この背景には、葬儀に関する情報不足や複雑化した手続きへの不安、葬儀社の信頼感向上があるとみられる。燦ホールディングスは、葬儀社が「安心と納得」を提供するパートナーであることを強調し、早期相談の重要性を呼びかけている。
燦ホールディングスの戦略と今後の展望
燦ホールディングス株式会社は、90年以上にわたり葬儀事業を展開し、全国に複数のグループ企業を持つ業界大手。価格透明化やサービスの見える化に積極的に取り組み、利用者の不安や疑問に応える体制を強化している。
同社の終活カウンセラーであり執行役員の鎌田真紀子氏は「多くの人が突然の別れに備える準備ができていないことで後悔を抱えている。事前の備えは心の安心と家族の負担軽減につながる」と語る。
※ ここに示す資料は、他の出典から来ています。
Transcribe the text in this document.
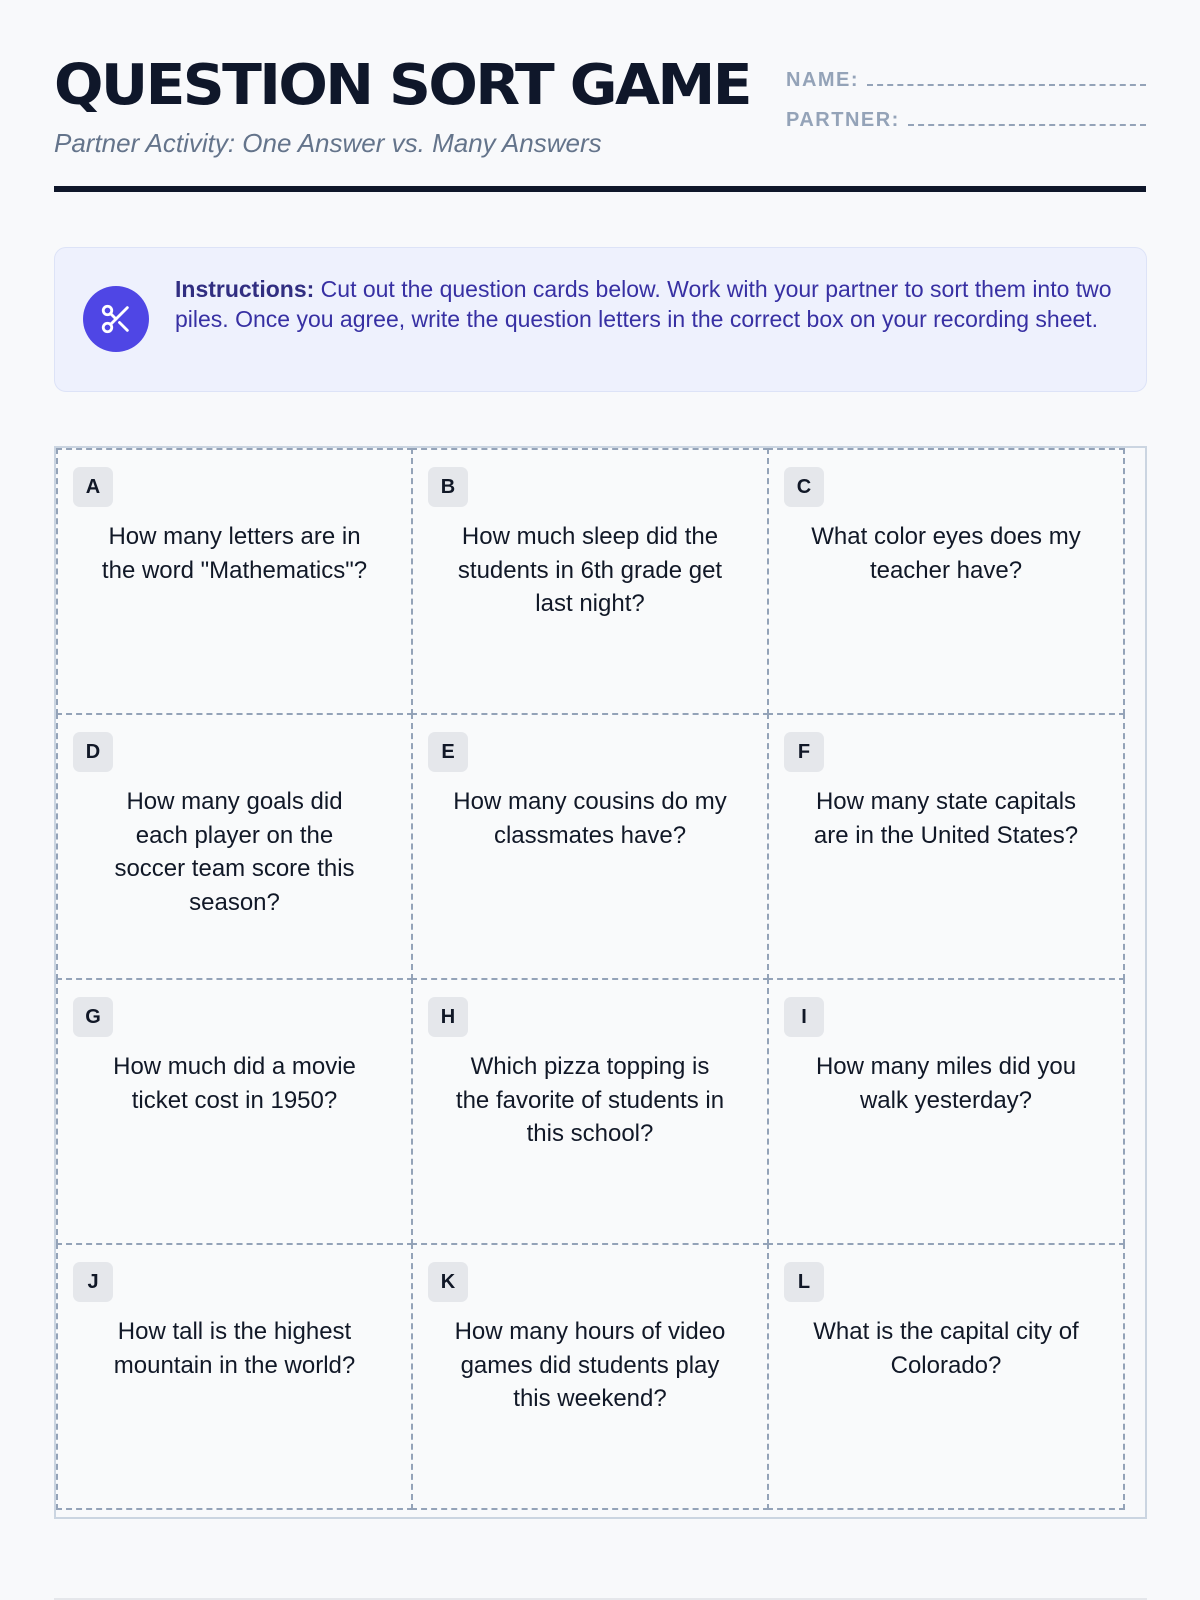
QUESTION SORT GAME
Partner Activity: One Answer vs. Many Answers
NAME:
PARTNER:
Instructions: Cut out the question cards below. Work with your partner to sort them into two piles. Once you agree, write the question letters in the correct box on your recording sheet.
A
How many letters are in the word "Mathematics"?
B
How much sleep did the students in 6th grade get last night?
C
What color eyes does my teacher have?
D
How many goals did each player on the soccer team score this season?
E
How many cousins do my classmates have?
F
How many state capitals are in the United States?
G
How much did a movie ticket cost in 1950?
H
Which pizza topping is the favorite of students in this school?
I
How many miles did you walk yesterday?
J
How tall is the highest mountain in the world?
K
How many hours of video games did students play this weekend?
L
What is the capital city of Colorado?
複数社への相談や比較検討を推奨し、単なる葬儀手配に留まらず、相続や遺品整理、墓地選びまでを含む総合的なライフエンディング支援サービスを展開しているという。
また、葬儀社の役割は単発的なサービス提供から、顧客のライフステージに寄り添った長期的な伴走型サービスへの転換が進んでおり、燦ホールディングスもその潮流の最先端を走っている。
今後は、デジタル化による情報提供の充実や若年層への早期啓発、相続関連企業との連携強化が期待される。葬儀業界の成長戦略としては、生前相談の増加と価格・サービスの透明性確保が欠かせない要素となり、燦ホールディングスの取り組みは業界全体のモデルケースとなる可能性が高い。